Und jetzt lud sie uns zu ihrem Geburtstag ein. Da lag ich nun, in Helens Café, unter einer Decke, auf einer Yoga-Matte auf dem Boden, auf der einen Seite Bela, auf der anderen seine Ex Helen, und lauschte dem Gong. Denn Helen hatte eine Gong-Künstlerin für eine Gong-Reise zu ihrem Geburtstag eingeladen und all ihre 50 Gäst*innen gezwungen, sich im Dunkeln auf Yoga-Matten zu legen, die Augen zu schließen und dem Gong zu lauschen. Der gongte. Er gongte ganz schön, ich lauschte ihm und lag zwischen 50 Freundinnen der Mutter der Tochter meines Geliebten, der neben mir lag, und es war absolut nicht absurd. Es war schön.

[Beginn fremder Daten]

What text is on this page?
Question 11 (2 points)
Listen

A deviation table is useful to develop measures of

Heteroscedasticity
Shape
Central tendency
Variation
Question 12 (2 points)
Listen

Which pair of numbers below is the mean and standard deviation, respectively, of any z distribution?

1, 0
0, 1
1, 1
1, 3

Die neue Patchworkfamilie ist wie die alte Großfamilie, nur nicht Bio

Der Gong bei Helens Geburtstag nahm alle Absurdität mit sich, er nahm auch meine Gedanken und meinen Körper mit sich, und so schwebte ich durch Helens Café und flog durch ihre Fenster hinaus zwischen den Baumwipfeln hindurch in die Nacht, und als der Gong versiegte, wollte ich nicht mehr zurück auf den Boden. Doch das musste ich, denn dann kam eine ältere Frau an Ariannas Seite auf mich zu und Arianna strahlte mich an: „Elsa, das ist meine Großmutter!“, und sie strahlte mich auch an, diese Frau. „Es freut mich sehr!“, sagte sie, sie habe schon viel von mir gehört, und ihr Gesicht sagte mir, dass es mehr Gutes als Schlechtes gewesen sein musste.

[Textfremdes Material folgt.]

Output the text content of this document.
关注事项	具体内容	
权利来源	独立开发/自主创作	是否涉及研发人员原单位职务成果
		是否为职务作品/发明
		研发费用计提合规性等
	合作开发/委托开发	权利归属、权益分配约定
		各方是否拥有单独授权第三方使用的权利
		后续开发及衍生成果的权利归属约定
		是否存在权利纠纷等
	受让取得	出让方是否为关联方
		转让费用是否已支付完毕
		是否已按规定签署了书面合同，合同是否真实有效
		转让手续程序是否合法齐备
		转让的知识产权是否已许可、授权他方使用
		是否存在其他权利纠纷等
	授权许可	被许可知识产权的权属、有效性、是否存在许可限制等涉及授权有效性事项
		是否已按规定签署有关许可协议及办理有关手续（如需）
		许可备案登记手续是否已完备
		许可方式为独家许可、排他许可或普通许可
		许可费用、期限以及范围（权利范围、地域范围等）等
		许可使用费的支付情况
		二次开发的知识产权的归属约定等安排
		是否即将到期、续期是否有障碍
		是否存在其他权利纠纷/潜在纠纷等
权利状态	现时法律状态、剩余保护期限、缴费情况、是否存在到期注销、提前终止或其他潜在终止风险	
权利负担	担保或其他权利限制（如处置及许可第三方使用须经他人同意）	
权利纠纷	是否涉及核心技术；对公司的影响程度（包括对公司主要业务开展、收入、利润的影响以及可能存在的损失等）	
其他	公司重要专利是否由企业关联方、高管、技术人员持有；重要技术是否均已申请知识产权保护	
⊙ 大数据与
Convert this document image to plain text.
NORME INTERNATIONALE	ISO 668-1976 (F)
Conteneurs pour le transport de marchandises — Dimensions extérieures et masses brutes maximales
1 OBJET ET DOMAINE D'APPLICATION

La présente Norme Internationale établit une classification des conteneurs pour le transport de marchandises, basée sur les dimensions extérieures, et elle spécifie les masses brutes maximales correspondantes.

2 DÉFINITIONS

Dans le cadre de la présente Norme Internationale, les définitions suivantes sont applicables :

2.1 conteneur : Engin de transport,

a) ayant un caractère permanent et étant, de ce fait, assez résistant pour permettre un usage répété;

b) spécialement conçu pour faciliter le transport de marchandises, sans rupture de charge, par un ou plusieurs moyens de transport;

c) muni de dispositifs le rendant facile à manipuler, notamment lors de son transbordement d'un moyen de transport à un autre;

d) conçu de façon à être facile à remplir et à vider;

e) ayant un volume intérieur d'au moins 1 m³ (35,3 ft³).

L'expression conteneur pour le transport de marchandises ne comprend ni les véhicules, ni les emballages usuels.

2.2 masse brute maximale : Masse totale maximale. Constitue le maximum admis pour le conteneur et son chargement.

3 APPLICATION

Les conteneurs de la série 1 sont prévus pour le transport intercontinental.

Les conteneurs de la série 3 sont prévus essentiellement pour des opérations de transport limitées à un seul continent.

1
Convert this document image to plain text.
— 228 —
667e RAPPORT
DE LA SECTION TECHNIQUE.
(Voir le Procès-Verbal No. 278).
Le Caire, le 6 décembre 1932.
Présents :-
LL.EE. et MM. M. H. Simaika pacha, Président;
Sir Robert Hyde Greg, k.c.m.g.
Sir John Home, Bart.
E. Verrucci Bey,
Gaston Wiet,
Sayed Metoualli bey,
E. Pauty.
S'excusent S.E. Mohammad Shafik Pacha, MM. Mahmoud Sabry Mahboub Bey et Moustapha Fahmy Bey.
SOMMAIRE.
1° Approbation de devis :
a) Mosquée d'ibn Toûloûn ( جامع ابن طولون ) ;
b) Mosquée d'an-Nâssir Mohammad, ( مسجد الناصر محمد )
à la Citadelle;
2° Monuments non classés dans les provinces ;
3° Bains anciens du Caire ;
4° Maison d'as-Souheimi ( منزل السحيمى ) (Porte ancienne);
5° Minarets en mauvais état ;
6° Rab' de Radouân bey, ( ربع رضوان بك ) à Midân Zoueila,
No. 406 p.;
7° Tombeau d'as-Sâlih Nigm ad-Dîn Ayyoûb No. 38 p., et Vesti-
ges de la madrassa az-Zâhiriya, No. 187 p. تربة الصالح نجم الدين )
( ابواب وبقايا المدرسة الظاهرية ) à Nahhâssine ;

In gewisser Weise, dachte ich, hat eine Patchworkfamilie mehr mit den familias und Großfamilien des Mittelalters und der Aufklärung zu tun als mit der heutigen Kleinfamilie: Sie erstreckt sich über mehrere Mütter und Väter, mehrere Großelternpaare, viele Geschwister und Tanten und Onkel. Für die Kids spielen mein Vater und meine Mutter jetzt eine Rolle, ebenso wie ihre zwei Mütter in meinem Leben eine Rolle spielen, ob wir wollen oder nicht. Ich habe sie mir nicht ausgesucht, die Kinder nicht und ihre zwei Mütter nicht, und doch sind wir nun eine Familie.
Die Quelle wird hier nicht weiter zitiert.